Still, the girls keep tossing and catching and tumbling and counting. Because they leave for Greece in two days. And you never know.

The country's best hope at the world championships is Wang, who competes as an individual. She has already proved herself in international competition, winning the Pan-American games, and, deferring her acceptance to Yale University for a year, she has been training full-time since graduating early from Stevenson High School in December. Gehringer, who is there only as an alternate, has also put off college for a year. "A lot of people really look down on that decision," she says, but, while she is eager to begin her studies at New York University, she found she just couldn't leave rhythmic without giving herself one more chance to become a champion.

 

 

At five feet ten, Ava Gehringer, of Evanston, typifies the long, lean figure of the sport's typical competitor.

 

The North Shore group—Brooks, plus Stephanie Flaksman of Northbrook, Krista Johnson of Downers Grove, Nicole Kowalik of Libertyville, Marina Ljuboja of Highland Park, Michelle Wojtach of Glenview, and Kristin Kaye of Northbrook—arrived in Greece without much fanfare. Unlike U.S. athletes arriving at almost any other world competition, they were not only underdogs, but unknowns. They had a couple of days to practice the routine they had perfected at home and adjust to the un-air-conditioned climate.

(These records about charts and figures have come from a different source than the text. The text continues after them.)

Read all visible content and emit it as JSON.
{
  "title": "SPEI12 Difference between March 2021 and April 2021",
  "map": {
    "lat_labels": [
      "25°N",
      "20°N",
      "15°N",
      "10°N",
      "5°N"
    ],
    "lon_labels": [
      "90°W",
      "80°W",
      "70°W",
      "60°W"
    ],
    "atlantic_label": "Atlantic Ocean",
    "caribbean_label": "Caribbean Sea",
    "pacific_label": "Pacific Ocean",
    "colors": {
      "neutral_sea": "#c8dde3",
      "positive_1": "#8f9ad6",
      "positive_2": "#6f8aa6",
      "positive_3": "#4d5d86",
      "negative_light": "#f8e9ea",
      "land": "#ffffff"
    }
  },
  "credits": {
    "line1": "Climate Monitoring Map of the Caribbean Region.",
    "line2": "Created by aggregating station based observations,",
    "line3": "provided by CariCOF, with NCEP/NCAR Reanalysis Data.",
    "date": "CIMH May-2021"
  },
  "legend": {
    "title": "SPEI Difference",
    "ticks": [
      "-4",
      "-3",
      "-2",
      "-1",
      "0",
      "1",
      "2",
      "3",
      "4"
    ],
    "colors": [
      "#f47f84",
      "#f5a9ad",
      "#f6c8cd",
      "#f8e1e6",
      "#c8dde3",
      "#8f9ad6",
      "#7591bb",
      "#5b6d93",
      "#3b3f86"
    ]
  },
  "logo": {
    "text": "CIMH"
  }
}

They knew they had to give the performance of their lives, but even a flawless routine might not impress the international judges as sufficiently technically challenging. That was out of their control, so they fixed their smiles in place, pinned their hair back perfectly, and gave it everything they had.

In the end, they finished 23rd, out of 27.

Among the individual competitors, Wang finished 31st, out of 128. If she had made it to 24th place, a difference of 0.3 points, she would have advanced to the second round, where the top 20 finishers earned Olympic berths. Now shunted from the direct road to Beijing in 2008, Wang had one last hope: a remaining single "wildcard spot" that can be offered by the International Olympic Committee to an outstanding athlete who has otherwise failed to qualify. As the gold medalist at this past summer's Pan-American games, Wang was certainly a contender for the privilege.

So, when she returned to Buffalo Grove, Wang maintained her six-hour-a-day practice regimen.

 

 

Fourteen-year-old Marlee Shape, the U.S. junior champion, takes a break.

 

"It's kind of strange," she said in a quiet voice, taking a break from her workout on a late autumn afternoon. "I've always been motivated by a goal, working toward a goal, and now it's sort of, well, what do I do now? I feel like my body could do more and I don't feel like I'm ready to quit. But I'm not sure if I could stick it out for five more years to try for the Olympics again."

Wang said she didn't regret her decision to devote so much of her adolescence to her sport, but then added, "There are some things. I missed prom. I missed graduation. I missed Homecoming. But these opportunities I've had are just dreams for most people." A few weeks later, Wang learned that she would not be going to the Olympics: Through a voice mail message, she found out that the U.S. Olympic Committee declined to pursue the wildcard berth on her behalf. Rueful but upbeat, Wang said she will fill the rest of her year by performing in smaller international competitions and exhibitions. She will not stop practicing.

With no U.S. gymnast participating in the 2008 Olympics, the attention of Caroline Hunt and the rest of the U.S. rhythmic community has already shifted to preparing for the 2012 games, set to be held in London. This does not, of course, mean that North Shore Rhythmics will be out of the spotlight. The club is home to the current junior national champion—Buffalo Grove's Marlee Shape—and she is widely considered to be the strongest contender to represent the U.S. in the London games.

Shape was busy, tossing her rope to the ceiling, knocking it down with a hoop, as the North Shore group prepared for the world championships a few months ago. But she was also watching them. She knows her turn is coming.